The Tenant That Was Always There
Engine had already solved this problem. When we added tenancyId to casehub-engine a week ago, the first instinct was elegant: inject CurrentPrincipal, read tenancyId() in each repository, filter silently. The callers stay clean. The protocol says exactly this — PP-20260520-e6a5f0 says tenancyId binding belongs in the data access layer.
What killed it was context. TrustScoreJob runs on a Quartz timer. IncrementalTrustUpdateObserver fires via @ObservesAsync. LedgerRetentionJob is @Scheduled. None of these have an active CDI request scope. currentPrincipal.tenancyId() throws ContextNotActiveException at runtime, not at compile time — the worst kind of failure, because it passes code review.
So the design is explicit parameters, same as engine: String tenancyId on every tenant-scoped SPI method. The SPI break is the point. Every caller is forced to be explicit about which tenant they’re operating on. The migration is mechanical; the breakage is the forcing function.
The interesting decision was what doesn’t get tenancyId. Trust scores are global. An actor’s reputation is the same regardless of which tenant asks — ActorTrustScoreRepository doesn’t split into tenant-scoped and cross-tenant halves; it’s entirely cross-tenant. Same for key rotations and identity bindings. These are per-actor, not per-tenant. The Merkle frontier is scoped by subjectId which is already unique per tenant, so the tenancy filter there is defence in depth, not a functional requirement.
The cross-tenant operations — findAllEvents(), listAll(), findByTimeRange() — moved to a separate CrossTenantLedgerEntryRepository interface, produced via a @CrossTenant CDI qualifier. A CrossTenantProducer wraps the repository bean and guards it with isCrossTenantAdmin(). The pattern mirrors engine’s CrossTenantProducer and @EngineSystem exactly — @LedgerSystem marks the system-level CurrentPrincipal so the producer can inject it without competing with the request-scoped principal.

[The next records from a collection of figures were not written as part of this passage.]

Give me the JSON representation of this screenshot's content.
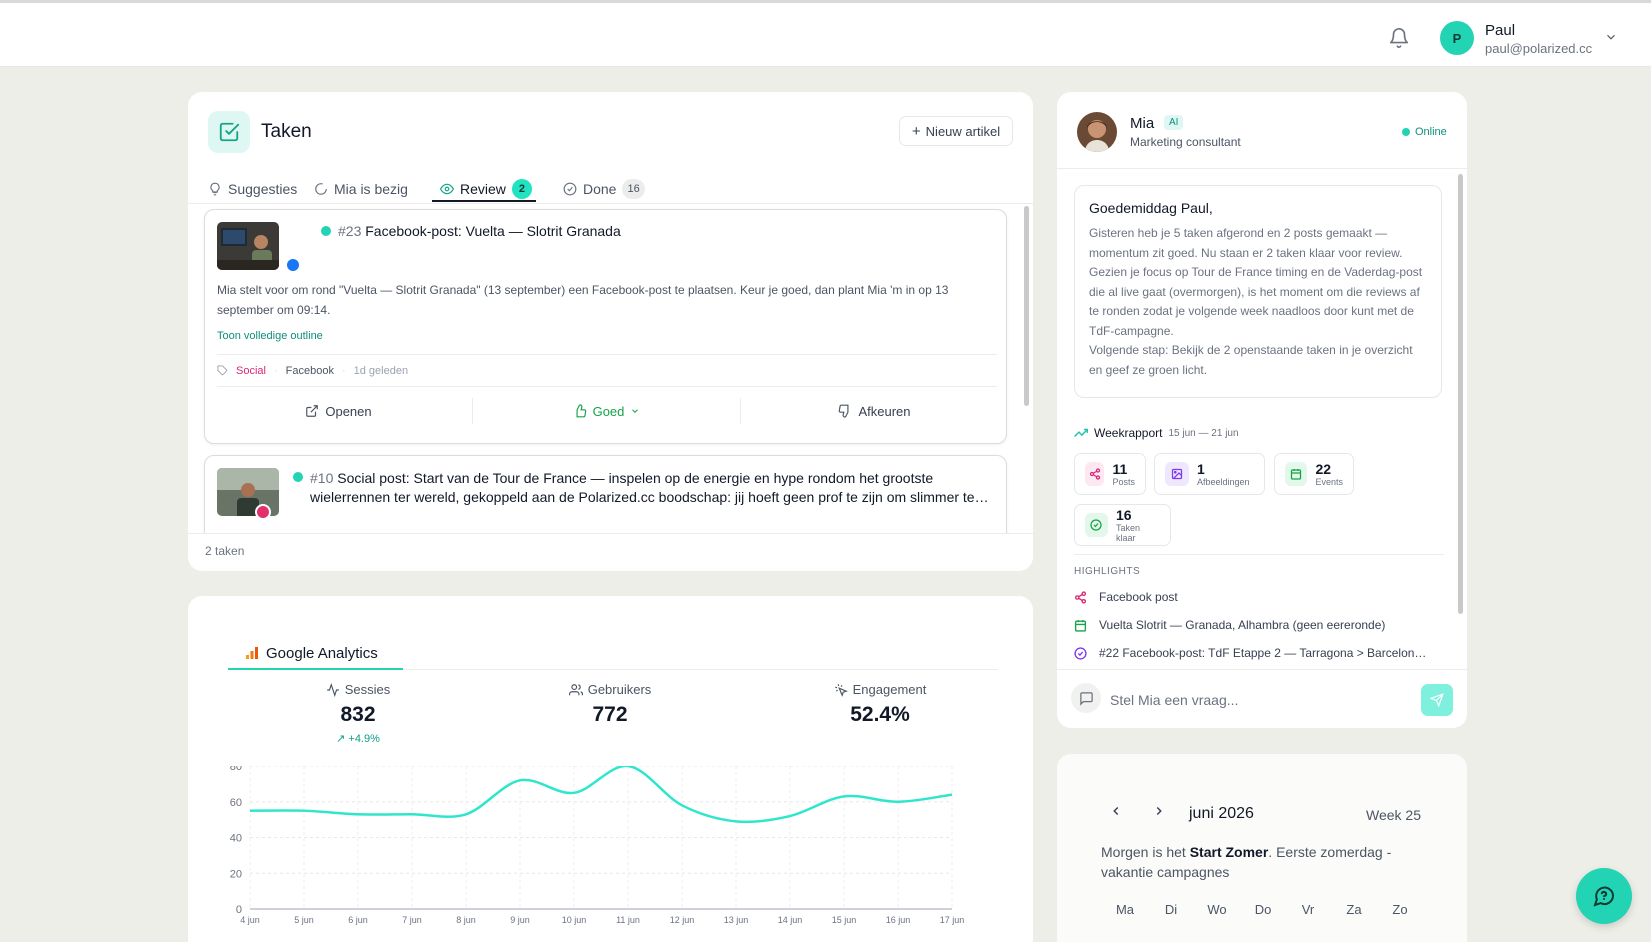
{
  "user": {
    "initial": "P",
    "name": "Paul",
    "email": "paul@polarized.cc"
  },
  "taken": {
    "title": "Taken",
    "new_button": "Nieuw artikel",
    "tabs": [
      {
        "label": "Suggesties",
        "icon": "lightbulb-icon"
      },
      {
        "label": "Mia is bezig",
        "icon": "loader-icon"
      },
      {
        "label": "Review",
        "icon": "eye-icon",
        "count": "2",
        "active": true
      },
      {
        "label": "Done",
        "icon": "check-circle-icon",
        "count": "16"
      }
    ],
    "tasks": [
      {
        "number": "#23",
        "title": "Facebook-post: Vuelta — Slotrit Granada",
        "description": "Mia stelt voor om rond \"Vuelta — Slotrit Granada\" (13 september) een Facebook-post te plaatsen. Keur je goed, dan plant Mia 'm in op 13 september om 09:14.",
        "outline_link": "Toon volledige outline",
        "tag": "Social",
        "platform": "Facebook",
        "age": "1d geleden",
        "actions": {
          "open": "Openen",
          "good": "Goed",
          "reject": "Afkeuren"
        }
      },
      {
        "number": "#10",
        "title": "Social post: Start van de Tour de France — inspelen op de energie en hype rondom het grootste wielerrennen ter wereld, gekoppeld aan de Polarized.cc boodschap: jij hoeft geen prof te zijn om slimmer te…"
      }
    ],
    "footer": "2 taken"
  },
  "analytics": {
    "tab_label": "Google Analytics",
    "metrics": [
      {
        "label": "Sessies",
        "value": "832",
        "delta": "+4.9%"
      },
      {
        "label": "Gebruikers",
        "value": "772"
      },
      {
        "label": "Engagement",
        "value": "52.4%"
      }
    ]
  },
  "chart_data": {
    "type": "line",
    "x": [
      "4 jun",
      "5 jun",
      "6 jun",
      "7 jun",
      "8 jun",
      "9 jun",
      "10 jun",
      "11 jun",
      "12 jun",
      "13 jun",
      "14 jun",
      "15 jun",
      "16 jun",
      "17 jun"
    ],
    "series": [
      {
        "values": [
          55,
          55,
          53,
          53,
          53,
          72,
          65,
          80,
          58,
          49,
          52,
          63,
          60,
          64
        ]
      }
    ],
    "ylim": [
      0,
      80
    ],
    "yticks": [
      0,
      20,
      40,
      60,
      80
    ],
    "grid": true,
    "color": "#2ee6cc"
  },
  "mia": {
    "name": "Mia",
    "ai_badge": "AI",
    "role": "Marketing consultant",
    "status": "Online",
    "greeting": "Goedemiddag Paul,",
    "paragraph1": "Gisteren heb je 5 taken afgerond en 2 posts gemaakt — momentum zit goed. Nu staan er 2 taken klaar voor review. Gezien je focus op Tour de France timing en de Vaderdag-post die al live gaat (overmorgen), is het moment om die reviews af te ronden zodat je volgende week naadloos door kunt met de TdF-campagne.",
    "paragraph2": "Volgende stap: Bekijk de 2 openstaande taken in je overzicht en geef ze groen licht.",
    "weekrapport": {
      "title": "Weekrapport",
      "range": "15 jun — 21 jun"
    },
    "stats": [
      {
        "value": "11",
        "label": "Posts",
        "icon": "share-icon",
        "color": "#db2777"
      },
      {
        "value": "1",
        "label": "Afbeeldingen",
        "icon": "image-icon",
        "color": "#7c3aed"
      },
      {
        "value": "22",
        "label": "Events",
        "icon": "calendar-icon",
        "color": "#16a34a"
      },
      {
        "value": "16",
        "label": "Taken klaar",
        "icon": "check-circle-icon",
        "color": "#16a34a"
      }
    ],
    "highlights_title": "HIGHLIGHTS",
    "highlights": [
      {
        "text": "Facebook post",
        "icon": "share-icon"
      },
      {
        "text": "Vuelta Slotrit — Granada, Alhambra (geen eereronde)",
        "icon": "calendar-icon"
      },
      {
        "text": "#22 Facebook-post: TdF Etappe 2 — Tarragona > Barcelon…",
        "icon": "check-circle-icon"
      }
    ],
    "chat_placeholder": "Stel Mia een vraag..."
  },
  "calendar": {
    "month": "juni 2026",
    "week": "Week 25",
    "note_prefix": "Morgen is het ",
    "note_bold": "Start Zomer",
    "note_suffix": ". Eerste zomerdag - vakantie campagnes",
    "weekdays": [
      "Ma",
      "Di",
      "Wo",
      "Do",
      "Vr",
      "Za",
      "Zo"
    ]
  }
}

One surprise. ActorIdentityBindingObserver persists ActorIdentityBindingEntry via @ObservesAsync — no request scope, so no tenant context. The NOT NULL constraint on tenancy_id caught it immediately, which is exactly the kind of failure that validates the unconditional-filtering protocol. The interim fix defaults to DEFAULT_TENANT_ID in the JPA save; the proper fix carries tenancyId through the CDI event record, which needs a platform-api change.
The downstream cascade is real. Three issues filed: work#260, qhorus#263, engine#459. Each consumer that implements LedgerEntryRepository needs to add tenancyId to every method. The NoOps in engine are trivial; the real implementations in work and qhorus need their own tenancy specs before implementation. We’re producing all three specs independently, then reviewing for cross-repo coherence before anyone writes code.